I decided to listen to a podcast a friend had sent a link to a few days ago. An interview with a writer whose previous book I had adored. The new book she was talking about seemed fascinating and I reserved a print copy from the NLB, as I listened to the podcast. At some point she talked about literature helping people cope with difficult periods of life. She went on to say that she, and the character in her new book, looked to books to find ways to live their lives. I know this character from the previous book she appears in, a super intelligent seeker, and if that was good enough for her to try, then it is for me too. My happy place?

 

This year I am 13 books behind in my 50 books a year goal. I will attempt to close the gap now.
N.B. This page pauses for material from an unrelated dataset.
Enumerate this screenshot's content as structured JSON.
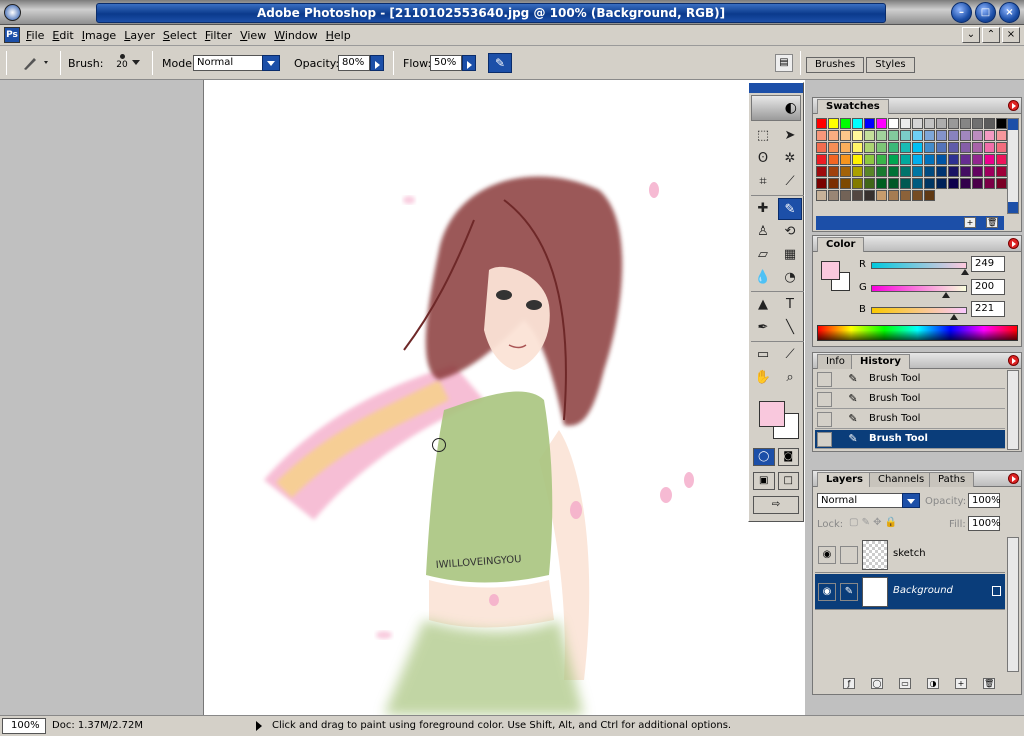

Do what is necessary, what I have committed myself to — though retreating from everything would be ideal — and read. And even as this excites me immensely, a daemon inside laughs and reminds how the only constant over this year, or even the last, has been that everything I began with enthusiasm and joy collapsed into insignificance.  

 

And so this might too. But I need to find a way of surviving, of making sense of how my life feels further away from some ideal I want for it, than it has ever felt before. Perhaps I need to move away a bit from my normal preoccupations — many over which I have no control. And I need to start today.